DBRL: What do you think makes a good breakup album?

Kozloskie: One of my exes, who didn’t make the book chapter where I talk to exes about this genre of albums but who had a lot to say about Bruce Springsteen’s “Tunnel of Love” (I am from New Jersey), was in a band and, naturally, he wrote a break-up song about us. I remember first hearing it at a dusty basement show that smelled like Pabst and mildew, standing next to another one of his exes (and probably a future one — it was college!), and just feeling a bit of relief, “Whew, that’s over! Now what?” A great breakup album expresses a feeling of closure but also excitement about what’s to come. There is pathos, of course, but also a shedding of the skin. I very much feel like “Moon Pix” was that for Cat Power, a declaration of her own voice. I think this book is a little bit of that for me, personally, after having been subsumed in creative relationships for far too long.

DBRL: Cat Power is making a local appearance for Summerfest this August. Any favorites from her back catalog that you hope she plays at the show?

Kozloskie: If you ever see me driving around in my 2002 Toyota, my CD player (yes, I said CD player) will most likely be blasting “Rockets” off of 1996’s “Myra Lee” as I howl along, “Where do the rockets find planets? Where are the dreams of the babies going? … Did you know they’re all good?” Every time I hear that song it feels like a new day full of possibilities, with an exciting edge of uncertainty: Will today be hopeful or hopeless?

DBRL: Have you read/listened/viewed anything good lately you’d like to recommend?
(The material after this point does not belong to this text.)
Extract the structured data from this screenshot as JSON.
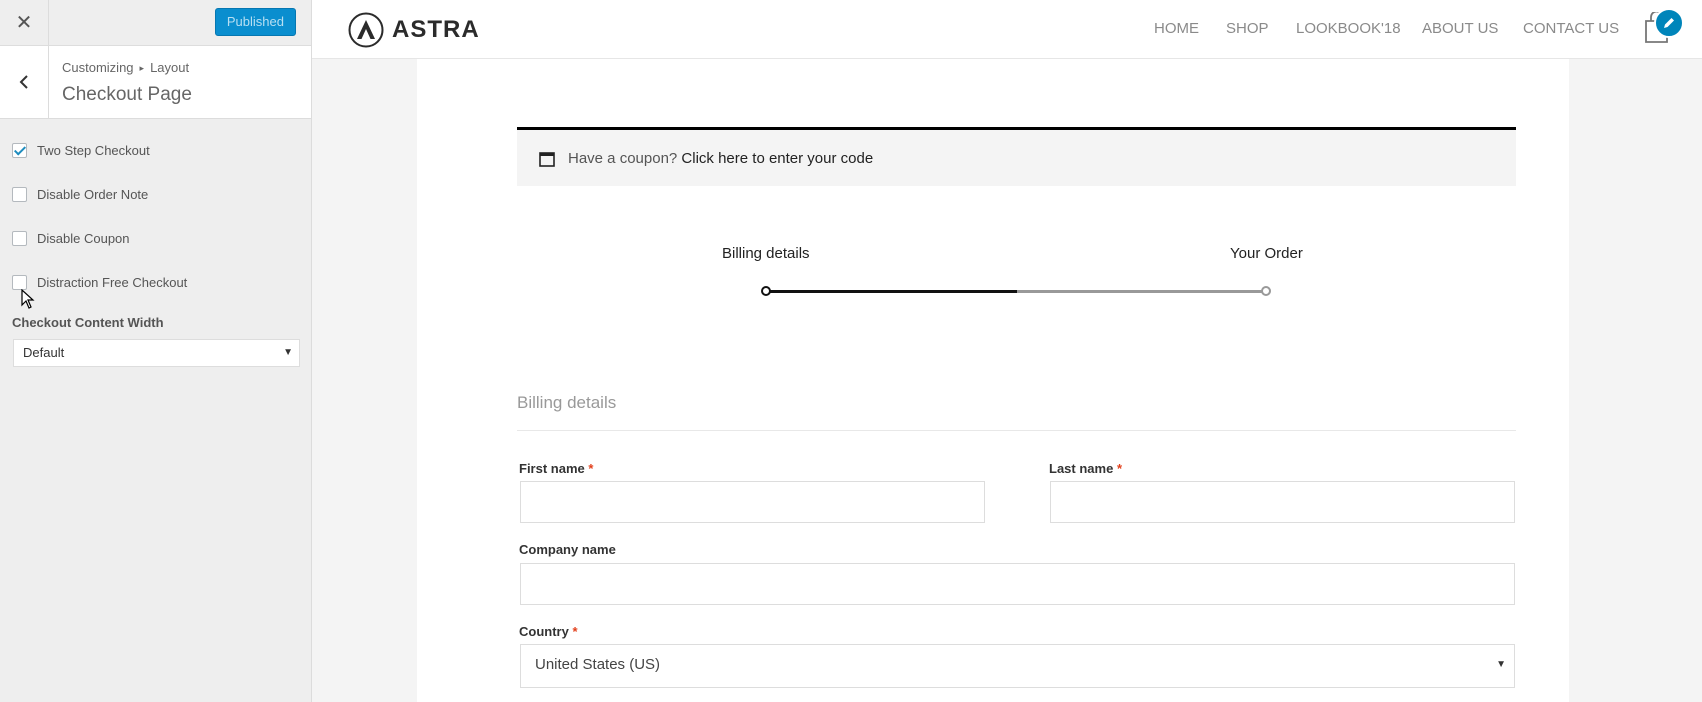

Kozloskie:Saint Omer” is the best film I’ve seen in a long, long time. It is an eerie coming-of-age story meets courtroom drama, meets meditation on motherhood — it is undefinable, really — chilling is probably the best word. As I mentioned before, I come from documentary and this is nonfiction director Alice Diop’s fiction feature debut. It is based on an actual court case about a woman who was accused of abandoning her child on a beach in France and even uses real-life transcripts in the story — it perfectly plays with that blurry line of narrative vs. fact, a clash that naturally leads to questions of self, identity, legacy.
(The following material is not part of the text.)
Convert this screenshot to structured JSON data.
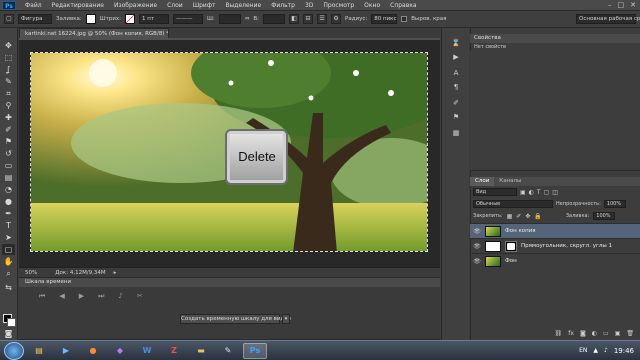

DBRL: Where can readers get a copy of your book?

Kozloskie: The Daniel Boone Regional Library, of course! Someone sent me a pic of my book at Skylark Bookshop downtown, it might still be there?! A lot of little bookstores and record stores carry Bloomsbury’s 33 ⅓ music series. I keep telling people to shop local and to patronize their library, we need to keep these places around so they can keep telling stories, in all their versions.